Angelo rapped loudly. “It’s me, Aimee,” he called.

He heard sobs and kicked the door open. Aimee was standing by a metal desk with her back to him. She was straightening out her dress, and she was crying. He rushed to put his arms around her tenderly, but she recoiled.

“Oh, no, no!” was all Angelo could say. “I’ll kill that son of a bitch!”

“You’re squeezing me too tight, baby,” she said, adjusting her bra.

He loosened his fingers, helped her with her shoes, and escorted her out the door. The kid was rocking to Ghostland Observatory and barely noticed them leave. If Angelo had taken a moment to stop and listen, he might have liked the music, too.

* * *

It was time to call it a day, and Tubby went to retrieve his Camaro from the seventh floor of the Place Palais garage. Lost in pleasant thoughts, he didn’t realize he was being watched by the driver of another vehicle parked nearby. Backing out of his reserved space and proceeding tediously down the ramps to the street and St. Charles Avenue, he never picked up the red Impala that was slowly following behind him.

CHAPTER X

Tubby Dubonnet was headed home, and he hoped there would be a woman there. He was pretty sure that there would be. Peggy O’Flarity had been spending two or three nights a week with him on Henry Clay. The rest of the week she stayed in Folsom with her horses. Their schedule wasn’t well established, however.

Sure enough, Peggy’s Porsche was parked in front of his house. She left the driveway to him.

He found her sitting on a plastic chair on the back porch wearing a wool sweater, for the evening was cool, and sipping a mug of Chai tea. In Tubby’s estimation Peggy was an extremely attractive woman— youthfully middle-aged.

“It’s very nice to see you here.” He waved at her from the back door.

“Is it?” she looked at him for confirmation. She still wasn’t sure where things stood between them.

“Absolutely,” he said, and meant it. He stepped onto the deck to rub her shoulders. She leaned her head back and closed her eyes.

“That feels so good.”

“Any dinner plans?”

“I had a business luncheon with the Arts Council, but I’ll do whatever you want.”

“We could go out. We could stay here and order a pizza.”

“If you keep rubbing my back, I won’t care what we do.”

“I think I’ll shower off,” he said.

She stood up, breaking his grip, and turned around. Running her fingers into his hair she kissed him tentatively. Her breasts just grazed his chest.

“Maybe I’ll join you,” she said with a sheepish smile.

“Well, you would be welcome,” Tubby replied— also with a smile— but not a sheepish one.

Alone, he climbed the steps to his bedroom, relieved that his occasional maid had deigned to come just that morning and the sheets would be fresh and the bathroom spotless. Not that he usually worried about such things. But since his divorce and the purchase of his new home, he had invested in certain luxuries— like the rain forest shower with multiple, strategically-focused shower heads.
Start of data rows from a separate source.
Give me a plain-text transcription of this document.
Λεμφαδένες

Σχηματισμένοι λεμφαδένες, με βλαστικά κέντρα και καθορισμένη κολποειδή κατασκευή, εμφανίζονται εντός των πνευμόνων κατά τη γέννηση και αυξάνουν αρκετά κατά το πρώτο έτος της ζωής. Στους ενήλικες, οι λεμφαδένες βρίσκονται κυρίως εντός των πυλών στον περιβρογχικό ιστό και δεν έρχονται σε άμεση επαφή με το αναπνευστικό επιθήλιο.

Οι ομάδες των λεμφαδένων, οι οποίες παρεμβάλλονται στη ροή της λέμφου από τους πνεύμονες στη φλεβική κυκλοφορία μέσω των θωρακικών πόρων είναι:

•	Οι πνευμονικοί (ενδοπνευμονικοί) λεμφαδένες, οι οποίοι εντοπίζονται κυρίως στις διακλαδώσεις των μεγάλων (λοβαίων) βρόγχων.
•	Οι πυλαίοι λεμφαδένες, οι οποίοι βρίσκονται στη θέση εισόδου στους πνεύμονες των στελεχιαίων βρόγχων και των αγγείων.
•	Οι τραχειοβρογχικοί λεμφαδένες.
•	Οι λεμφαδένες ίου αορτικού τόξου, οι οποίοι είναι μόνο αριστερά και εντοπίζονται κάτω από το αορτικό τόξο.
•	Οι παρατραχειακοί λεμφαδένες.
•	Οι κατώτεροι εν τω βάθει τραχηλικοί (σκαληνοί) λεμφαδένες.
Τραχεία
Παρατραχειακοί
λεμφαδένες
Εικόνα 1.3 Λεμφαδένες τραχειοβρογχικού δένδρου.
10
With hopes of good things to come, he turned down the sheets before stepping into the shower.

Tubby soaped up and was rinsing with the pulsating water when he heard a timid knock at the bathroom door. “Come in,” he boomed, over the flowing water. It opened and Peggy walked slowly into his foggy field of vision wearing nothing but her birthday suit, a very alluring birthday suit, in Tubby’s opinion. He extended a dripping hand, “Come on in, the water’s fine.”

She stepped into the shower and into his warm and wet embrace. He accepted her softly, their bodies relaxing into each other as the water worked its magical charms.
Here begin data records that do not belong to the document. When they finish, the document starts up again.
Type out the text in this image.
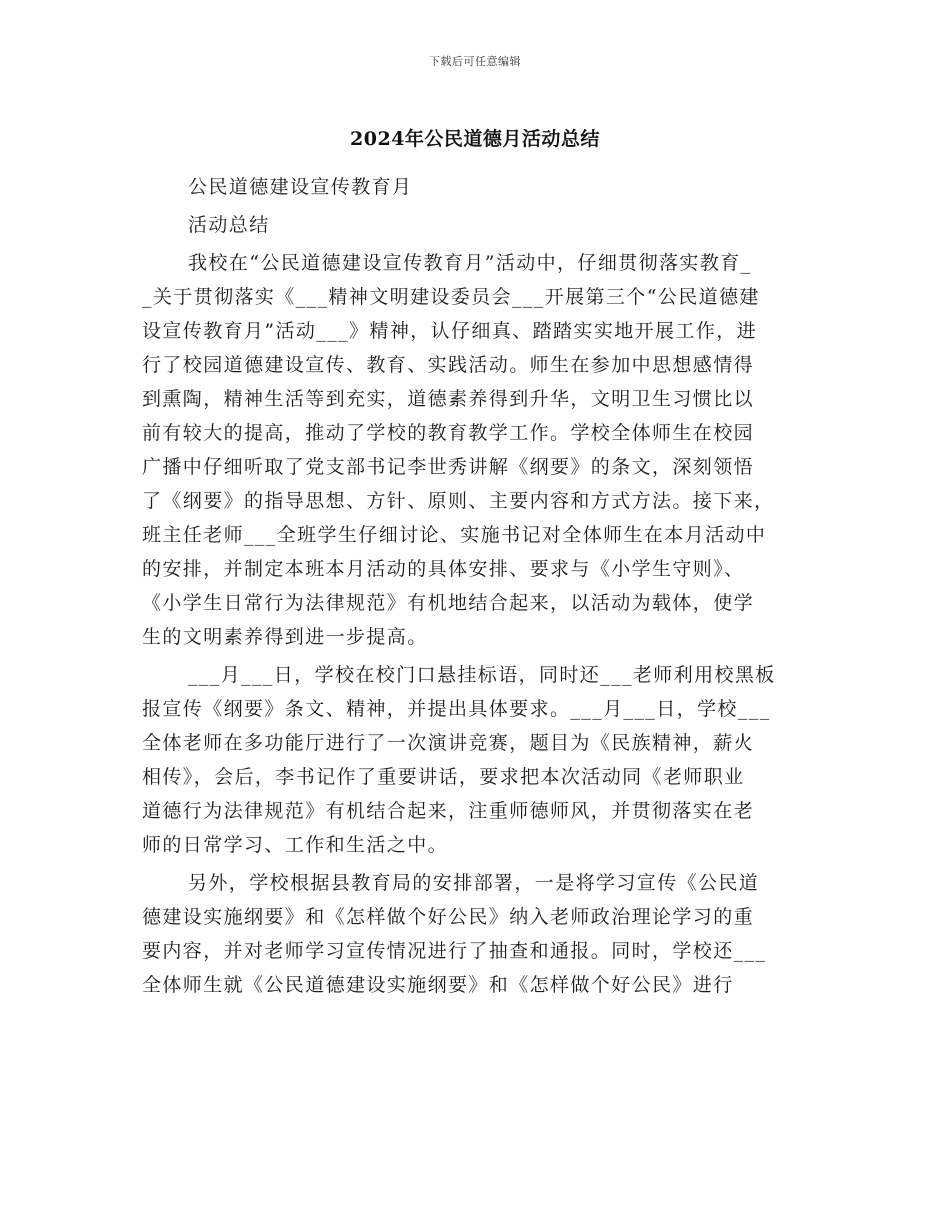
下载后可任意编辑
2024年公民道德月活动总结
公民道德建设宣传教育月
活动总结
我校在“公民道德建设宣传教育月”活动中，仔细贯彻落实教育_
_关于贯彻落实《___精神文明建设委员会___开展第三个“公民道德建
设宣传教育月”活动___》精神，认仔细真、踏踏实实地开展工作，进
行了校园道德建设宣传、教育、实践活动。师生在参加中思想感情得
到熏陶，精神生活等到充实，道德素养得到升华，文明卫生习惯比以
前有较大的提高，推动了学校的教育教学工作。学校全体师生在校园
广播中仔细听取了党支部书记李世秀讲解《纲要》的条文，深刻领悟
了《纲要》的指导思想、方针、原则、主要内容和方式方法。接下来，
班主任老师___全班学生仔细讨论、实施书记对全体师生在本月活动中
的安排，并制定本班本月活动的具体安排、要求与《小学生守则》、
《小学生日常行为法律规范》有机地结合起来，以活动为载体，使学
生的文明素养得到进一步提高。
___月___日，学校在校门口悬挂标语，同时还___老师利用校黑板
报宣传《纲要》条文、精神，并提出具体要求。___月___日，学校___
全体老师在多功能厅进行了一次演讲竞赛，题目为《民族精神，薪火
相传》，会后，李书记作了重要讲话，要求把本次活动同《老师职业
道德行为法律规范》有机结合起来，注重师德师风，并贯彻落实在老
师的日常学习、工作和生活之中。
另外，学校根据县教育局的安排部署，一是将学习宣传《公民道
德建设实施纲要》和《怎样做个好公民》纳入老师政治理论学习的重
要内容，并对老师学习宣传情况进行了抽查和通报。同时，学校还___
全体师生就《公民道德建设实施纲要》和《怎样做个好公民》进行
“Here,” he said, pushing her gently away, “let me help you wash up.” He picked up the bar of soap and began the long journey down her voluptuous body, spending a bit of extra time soaping her hard nipples and soft belly. Peggy seemed transfixed. He leaned over and whispered in her ear, “You could spread your legs a bit.” She protested but he was encouraging, “Come on, baby, just a little bit.”